Christmas is fast approaching, and there is nothing like the holiday season to force us to confront our sense of belonging and our connection to other people. If we are not as connected as we would like to be, Christmas can be a lonely time.
The need to love and be loved, to belong and feel connected to others, is the strongest of the basic psychological needs. When we feel unloved and alone, we are often sad. Some people may even feel depressed, especially this time of year.
Our need to belong is deeply connected to our evolutionary history and is closely linked to our survival. Despite how fundamental our need for human love and connection is, we vary on how much connection we need.
Some people are content with only a few people in their lives while others enjoy a very active social life.
Sometimes we confuse what is right for us, with what we think is “normal.” There is no right amount of connection so let go of any pre- conceived ideas you have about how many people you “should” have in your life and focus on what seems right for you.
However, if you feel lonely and disconnected, it is safe to say you have too little connection to meet your emotional needs.
So what does this mean to those who find themselves alone at Christmas?
Being alone at Christmas, either because of separation, divorce, estrangement, or distance is merely a fact. The meaning we attach to this fact is what is significant.
Someone who thinks an absence of family or a partner means they are unlovable, a loser, or worthless, and/or that they are always going to be alone is going to feel far worse than someone whose belief is more realistic.
If someone believes “This is only my circumstance at the moment. It is temporary and in no way determines my worthiness,” they will be better equipped to deal with a Christmas spent alone.
Likewise, a person who exaggerates their situation by telling themselves, “I’m all alone, I have no one who loves me, no one who cares about me,” is going to feel far worse than the person who tells themselves, “I may not have a partner right now, and my family may be hundreds of miles away, but I still have a few good friends and people at work who care about me .”
If you find yourself not as connected this year as you would like to be, it is possible to reach out to people.
Few of us are completely alone although it’s true that many of us aren’t as connected as we would like to be. Too often we feel alone because we put too much emphasis on having a partner in our lives, or at Christmas time, too much emphasis on having a loving, supportive nuclear family.
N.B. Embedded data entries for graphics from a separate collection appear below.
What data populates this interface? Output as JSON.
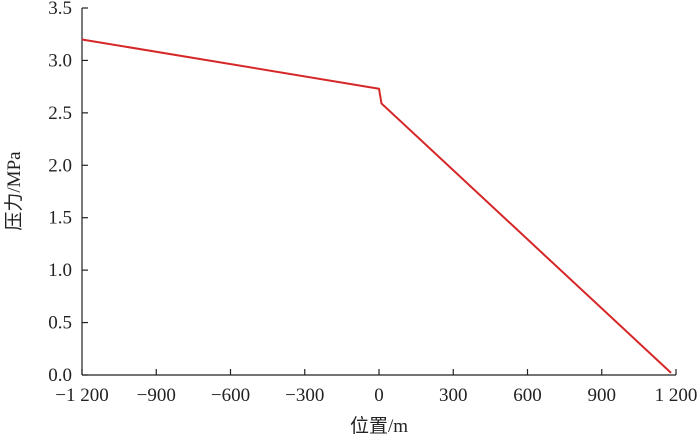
{
  "chart_data": {
    "type": "line",
    "xlabel": "位置/m",
    "ylabel": "压力/MPa",
    "xlim": [
      -1200,
      1200
    ],
    "ylim": [
      0,
      3.5
    ],
    "x_ticks": [
      -1200,
      -900,
      -600,
      -300,
      0,
      300,
      600,
      900,
      1200
    ],
    "x_tick_labels": [
      "−1 200",
      "−900",
      "−600",
      "−300",
      "0",
      "300",
      "600",
      "900",
      "1 200"
    ],
    "y_ticks": [
      0,
      0.5,
      1.0,
      1.5,
      2.0,
      2.5,
      3.0,
      3.5
    ],
    "y_tick_labels": [
      "0.0",
      "0.5",
      "1.0",
      "1.5",
      "2.0",
      "2.5",
      "3.0",
      "3.5"
    ],
    "grid": false,
    "series": [
      {
        "color": "#d62728",
        "x": [
          -1200,
          0,
          0,
          10,
          1180
        ],
        "y": [
          3.2,
          2.73,
          2.73,
          2.59,
          0.02
        ]
      }
    ]
  }
}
Take a look around you. There are many ways to belong and connect with others.
We can connect with people at work. We can connect through a church or friends, or just from being a part of the community and engaging in community activities.
We can connect through social causes that we believe in, and through volunteer work to make the community and the world a better place. We can connect by offering to go for coffee with someone or by phoning a neglected friend or family member.
It will help to ease your feelings of aloneness if you focus on ways you are connected rather than focusing on the ways you are not. Often our feelings of disconnection come from our thoughts more than from reality. If you tell yourself “no one likes me, I don’t fit in,” you are going to feel more alone than someone who tells themselves that they are a likeable, worthy person.
If you want to feel more connected but lack friendships in your life, the easiest way to make a friend is to focus on people you already know. It’s far easier to deepen an acquaintance or casual relationship, or re-establish an old, neglected relationship than it is to meet a complete stranger. Look around you. People are everywhere. Reach out, extend an invitation, and focus on being connected with people in the moment. Let go of “needing” a partner and focus on enjoying those around you. Work on your negative self-talk, particularly if you know that you fear and expect to be rejected.
For those of you who are connected, look around and see who may be struggling this season. As Ronald Reagan said, “You can’t help everyone but everyone can help someone.”
What a lovely thought this holiday season.
If you are struggling with feeling disconnected and alone, seek out a counsellor to assist you in making the changes that are necessary, both in your thoughts and in your behaviour, so that you can appreciate what you may already have, while developing relationships that have meaning for you.